Hiruk-pikuk Sistem Zonasi
Oleh M. Khoirudin, Dosen UNU Lampung
Segala sesuatu yang dianggap baru, pasti banyak yang menganggap aneh, tidak adil, kacau dll. Seperti sistem zonasi Penerimaan Peserta Didik Baru (PPDB). Dengan adanya sistem zonasi, sekolah favorit tidak melulu menerima siswa/i berprestasi saja, melainkan harus menerima siswa yang prestasinya (kurang) di lingkungan yang tak jauh dari sekolah.
Pro dan kontra menanggapi hal tersebut, boleh dan wajar. Karena, seluruh orang tua menginginkan anaknya masuk disekolah favorit.
Jika dulu, ada anak yang mendambakan masuk di sekolah favorit, namun tidak memiliki prestasi dan kebetulan jarak rumah tidak jauh dengan sekolahan hanya mimpi belaka. Sekarang, mimpi itu menjadi kenyataan. Anak-anak yang minim prestasi ternyata bisa masuk sekolah favorit, karena adanya sistem zonasi.
Apakah ini adil? Pastinya ada yang menjawab adil dan ada yang menjawab tidak adil. Semua tergantung dari sisi mana memandang.
Sekolah-sekolah favorit itu, kini telah menerima siswa yang beragam. Tidak hanya pintar dan cerdas saja yang diterima. Sekolahan favorit mungkin akan menjadi fosil belaka, karena diterapkannya sistem zonasi. Sistem ini yang akan mengubah kasta antara favorit dan tidak favorit. Sehingga, tidak ada lagi sekolahan yang dicap favorit.
Dewan guru yang terhormat, bila dulu mengajar mayoritas anak-anak pintar, anteng dan manut tapi kali ini ada tantangan yang menawan yakni mendidik anak yang beraneka rupa cara berpikir serta tingkat kenakalannya. Sehingga, para guru harus menyiapkan segala sesuatunya. Dan, semakin ekstra saat mendampingi belajar. Mungkin waktu untuk istirahat ataupun jalan-jalan berkurang, karena harus mendidik, mendampingi dan memotivasi anak yang kelebihan energi waktu berada disekolah.
Jika dulu, ada anak kurang pintar, nakal dan nilai tidak mencapai Kriteria Ketuntasan Minimal (KKM). Maka, pihak sekolahan memanggil orang tua bahwa anak anda bla bla bal. Sehingga, anak tersebut diberi dua pilihan seperti, tetap sekolah di sini, tapi tidak naik kelas atau naik kelas tapi pindah sekolah? Demikian penjelasan guru yang berada di sekolahan favorit.
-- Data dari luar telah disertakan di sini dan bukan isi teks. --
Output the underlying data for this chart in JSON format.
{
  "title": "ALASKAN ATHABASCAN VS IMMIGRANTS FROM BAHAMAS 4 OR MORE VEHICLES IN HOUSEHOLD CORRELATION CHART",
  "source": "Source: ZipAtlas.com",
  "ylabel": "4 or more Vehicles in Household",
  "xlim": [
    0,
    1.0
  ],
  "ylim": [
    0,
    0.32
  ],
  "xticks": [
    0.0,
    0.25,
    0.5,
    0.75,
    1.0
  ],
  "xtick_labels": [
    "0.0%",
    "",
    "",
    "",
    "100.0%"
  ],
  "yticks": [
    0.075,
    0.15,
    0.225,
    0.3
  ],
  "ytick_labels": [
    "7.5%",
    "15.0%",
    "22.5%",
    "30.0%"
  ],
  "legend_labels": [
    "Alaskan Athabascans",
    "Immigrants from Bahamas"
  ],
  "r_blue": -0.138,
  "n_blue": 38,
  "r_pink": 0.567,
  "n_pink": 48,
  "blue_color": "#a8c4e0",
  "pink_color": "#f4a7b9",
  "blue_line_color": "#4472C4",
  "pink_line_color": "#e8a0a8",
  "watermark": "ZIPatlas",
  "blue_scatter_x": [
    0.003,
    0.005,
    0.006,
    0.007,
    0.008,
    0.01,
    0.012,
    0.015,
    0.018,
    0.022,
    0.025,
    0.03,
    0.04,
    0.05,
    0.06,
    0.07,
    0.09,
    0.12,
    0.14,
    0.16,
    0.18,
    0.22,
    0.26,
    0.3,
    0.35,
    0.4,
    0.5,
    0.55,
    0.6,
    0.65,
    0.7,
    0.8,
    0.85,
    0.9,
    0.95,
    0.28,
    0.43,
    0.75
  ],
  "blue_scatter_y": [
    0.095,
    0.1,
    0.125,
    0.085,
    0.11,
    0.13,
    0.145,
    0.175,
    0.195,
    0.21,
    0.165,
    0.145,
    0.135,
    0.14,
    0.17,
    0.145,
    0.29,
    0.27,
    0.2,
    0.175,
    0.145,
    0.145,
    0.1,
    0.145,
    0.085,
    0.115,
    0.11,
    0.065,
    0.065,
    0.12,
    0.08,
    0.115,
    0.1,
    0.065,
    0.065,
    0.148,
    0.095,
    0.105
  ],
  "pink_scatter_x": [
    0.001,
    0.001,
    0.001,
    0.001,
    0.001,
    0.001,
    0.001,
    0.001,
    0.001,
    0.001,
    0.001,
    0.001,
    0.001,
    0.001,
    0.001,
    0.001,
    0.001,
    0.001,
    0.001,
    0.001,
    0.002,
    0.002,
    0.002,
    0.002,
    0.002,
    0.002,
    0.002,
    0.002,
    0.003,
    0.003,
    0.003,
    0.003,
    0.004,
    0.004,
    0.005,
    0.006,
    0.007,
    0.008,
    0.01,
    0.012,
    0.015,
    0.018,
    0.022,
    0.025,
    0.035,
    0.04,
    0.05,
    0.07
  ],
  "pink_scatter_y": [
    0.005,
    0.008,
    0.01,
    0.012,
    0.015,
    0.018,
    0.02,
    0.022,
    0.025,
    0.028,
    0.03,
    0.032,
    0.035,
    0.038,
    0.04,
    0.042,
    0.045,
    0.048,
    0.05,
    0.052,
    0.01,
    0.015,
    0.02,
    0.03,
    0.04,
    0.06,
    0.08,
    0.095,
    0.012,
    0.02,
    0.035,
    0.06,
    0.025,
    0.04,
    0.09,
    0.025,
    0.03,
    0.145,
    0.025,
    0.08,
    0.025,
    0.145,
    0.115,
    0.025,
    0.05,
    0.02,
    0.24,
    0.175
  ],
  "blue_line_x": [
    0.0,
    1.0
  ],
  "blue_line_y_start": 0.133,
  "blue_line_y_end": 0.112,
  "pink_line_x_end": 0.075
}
Padahal pilihan tersebut membuat orang tua serta siswa resah. Dan, mau tidak mau memilih untuk pindah sekolah agar naik kelas. Pertanyaan, apakah siswa tersebut tidak bisa didik? Atau tidak mampu mengikuti materi yang diajarkan? Atau mungkin guru tak mau repot dengan beberapa siswa yang bandel serta tidak pintar?
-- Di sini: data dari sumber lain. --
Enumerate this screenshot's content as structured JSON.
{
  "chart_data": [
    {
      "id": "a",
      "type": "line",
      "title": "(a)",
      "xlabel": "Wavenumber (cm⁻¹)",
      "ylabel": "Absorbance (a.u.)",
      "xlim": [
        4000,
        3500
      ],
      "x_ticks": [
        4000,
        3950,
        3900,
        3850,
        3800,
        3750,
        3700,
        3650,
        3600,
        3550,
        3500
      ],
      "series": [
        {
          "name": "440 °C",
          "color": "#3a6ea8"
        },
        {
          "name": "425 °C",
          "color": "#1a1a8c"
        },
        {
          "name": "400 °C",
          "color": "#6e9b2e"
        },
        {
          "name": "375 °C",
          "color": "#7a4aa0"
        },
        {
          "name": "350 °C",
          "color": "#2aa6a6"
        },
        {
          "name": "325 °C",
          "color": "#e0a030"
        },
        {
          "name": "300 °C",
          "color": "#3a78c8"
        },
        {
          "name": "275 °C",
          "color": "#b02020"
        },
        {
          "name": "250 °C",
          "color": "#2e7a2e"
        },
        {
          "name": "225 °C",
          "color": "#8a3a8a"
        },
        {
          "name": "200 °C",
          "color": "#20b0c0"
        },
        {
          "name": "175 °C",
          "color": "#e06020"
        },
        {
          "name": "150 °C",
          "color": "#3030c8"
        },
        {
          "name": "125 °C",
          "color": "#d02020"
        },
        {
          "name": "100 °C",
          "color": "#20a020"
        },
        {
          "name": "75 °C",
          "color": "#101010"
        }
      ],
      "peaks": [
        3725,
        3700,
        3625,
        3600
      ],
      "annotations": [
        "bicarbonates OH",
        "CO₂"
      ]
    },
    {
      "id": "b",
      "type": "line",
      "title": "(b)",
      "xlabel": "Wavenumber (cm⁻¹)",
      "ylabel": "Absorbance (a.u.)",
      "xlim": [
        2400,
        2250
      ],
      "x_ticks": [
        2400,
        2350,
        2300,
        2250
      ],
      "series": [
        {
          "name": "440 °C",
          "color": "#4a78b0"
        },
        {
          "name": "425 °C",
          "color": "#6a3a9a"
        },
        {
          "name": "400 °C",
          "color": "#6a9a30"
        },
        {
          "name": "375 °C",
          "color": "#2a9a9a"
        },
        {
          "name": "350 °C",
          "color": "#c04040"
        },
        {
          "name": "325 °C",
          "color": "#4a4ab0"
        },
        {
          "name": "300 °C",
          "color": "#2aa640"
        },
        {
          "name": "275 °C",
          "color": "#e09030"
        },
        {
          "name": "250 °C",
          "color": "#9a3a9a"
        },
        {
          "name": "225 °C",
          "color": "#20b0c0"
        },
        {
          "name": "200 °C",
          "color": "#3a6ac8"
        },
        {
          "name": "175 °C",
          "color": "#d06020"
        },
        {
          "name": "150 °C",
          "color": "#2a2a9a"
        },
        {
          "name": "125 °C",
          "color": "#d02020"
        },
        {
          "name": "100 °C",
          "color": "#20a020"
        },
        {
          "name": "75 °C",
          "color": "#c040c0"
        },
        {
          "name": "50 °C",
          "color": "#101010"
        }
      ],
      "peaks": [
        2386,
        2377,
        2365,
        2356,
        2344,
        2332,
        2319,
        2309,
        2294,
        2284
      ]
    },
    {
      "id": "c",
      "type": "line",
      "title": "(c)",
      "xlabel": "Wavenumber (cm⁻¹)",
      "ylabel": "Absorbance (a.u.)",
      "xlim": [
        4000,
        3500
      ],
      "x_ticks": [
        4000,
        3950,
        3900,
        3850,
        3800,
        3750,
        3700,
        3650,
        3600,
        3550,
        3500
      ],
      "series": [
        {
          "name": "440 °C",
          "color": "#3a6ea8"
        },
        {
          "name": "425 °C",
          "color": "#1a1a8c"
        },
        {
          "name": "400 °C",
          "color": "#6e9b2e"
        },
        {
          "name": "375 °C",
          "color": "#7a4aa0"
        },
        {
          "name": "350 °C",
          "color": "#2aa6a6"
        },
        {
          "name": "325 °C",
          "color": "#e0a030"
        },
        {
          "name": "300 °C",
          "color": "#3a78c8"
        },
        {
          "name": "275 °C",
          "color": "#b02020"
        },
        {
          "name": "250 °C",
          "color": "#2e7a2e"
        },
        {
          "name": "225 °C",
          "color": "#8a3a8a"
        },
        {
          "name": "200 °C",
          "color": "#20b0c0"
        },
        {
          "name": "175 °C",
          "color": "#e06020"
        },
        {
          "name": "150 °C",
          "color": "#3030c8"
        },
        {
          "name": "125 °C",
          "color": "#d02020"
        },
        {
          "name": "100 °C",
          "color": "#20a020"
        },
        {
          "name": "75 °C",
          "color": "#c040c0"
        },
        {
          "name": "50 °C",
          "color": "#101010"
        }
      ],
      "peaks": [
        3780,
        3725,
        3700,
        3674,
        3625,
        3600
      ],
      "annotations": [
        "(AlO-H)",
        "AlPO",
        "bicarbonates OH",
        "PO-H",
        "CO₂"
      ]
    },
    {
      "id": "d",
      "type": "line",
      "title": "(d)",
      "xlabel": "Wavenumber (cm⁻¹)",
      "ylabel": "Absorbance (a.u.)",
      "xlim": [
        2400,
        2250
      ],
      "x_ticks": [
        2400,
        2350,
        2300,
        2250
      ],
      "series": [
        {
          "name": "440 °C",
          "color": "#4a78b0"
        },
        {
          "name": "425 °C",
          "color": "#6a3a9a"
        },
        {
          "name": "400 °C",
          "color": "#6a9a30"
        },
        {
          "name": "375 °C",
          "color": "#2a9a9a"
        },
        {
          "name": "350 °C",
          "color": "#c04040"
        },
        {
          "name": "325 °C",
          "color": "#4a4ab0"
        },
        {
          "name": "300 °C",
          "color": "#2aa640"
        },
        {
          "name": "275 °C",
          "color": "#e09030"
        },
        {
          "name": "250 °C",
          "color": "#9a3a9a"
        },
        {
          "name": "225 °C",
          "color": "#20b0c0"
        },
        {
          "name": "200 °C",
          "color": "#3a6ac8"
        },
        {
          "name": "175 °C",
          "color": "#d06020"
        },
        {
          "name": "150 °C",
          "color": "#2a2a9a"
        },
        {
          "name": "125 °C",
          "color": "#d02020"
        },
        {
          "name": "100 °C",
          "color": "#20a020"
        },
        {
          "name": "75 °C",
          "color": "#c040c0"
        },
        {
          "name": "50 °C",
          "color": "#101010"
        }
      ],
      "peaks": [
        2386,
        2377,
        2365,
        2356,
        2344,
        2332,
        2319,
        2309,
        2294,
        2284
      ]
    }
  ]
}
Mari kita ingat kembali tugas sekolahan dan guru. Bukankah tugas sekolahan dan guru mendidik anak yang tidak tau menjadi tau? Oleh sebab itu, jangan mengeliminasi siswa yang tidak mampu ke sekolah yang lebih rendah. Saya percaya bahwa menjadi guru memang tidak mudah. Karena, harus memberikan sebuah pemahaman yang mampu dipahami oleh seluruh siswa.
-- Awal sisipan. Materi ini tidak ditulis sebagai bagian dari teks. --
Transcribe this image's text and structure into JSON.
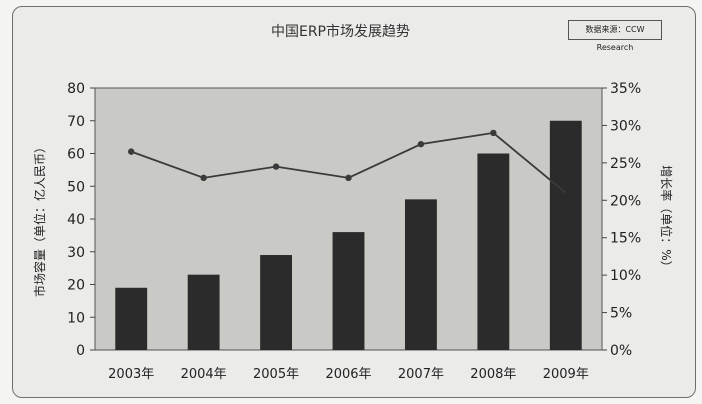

Tapi, seorang guru harus ingat jika pemahaman setiap siswa beragam dan berbeda-beda. Maka dari itu, jangan menuntut siswa untuk pintar saja. Namun, berilah motivasi untuk semangat belajar serta mampu memahami materi yang diajarkan sesuai kemampuannya.
Para bapak dan ibu dewan guru, tetap semangat dalam mencerdaskan kehidupan bangsa. Siswa mu kini beragam. Mungkin dulu siswa mu banyak yang pintar, tapi kali ini siswa mu berbeda. Menyamaratakan pemikiran itu mustahil. Teruslah mengajar, tumbuhkan motivasi dalam diri setiap siswa untuk selalu belajar.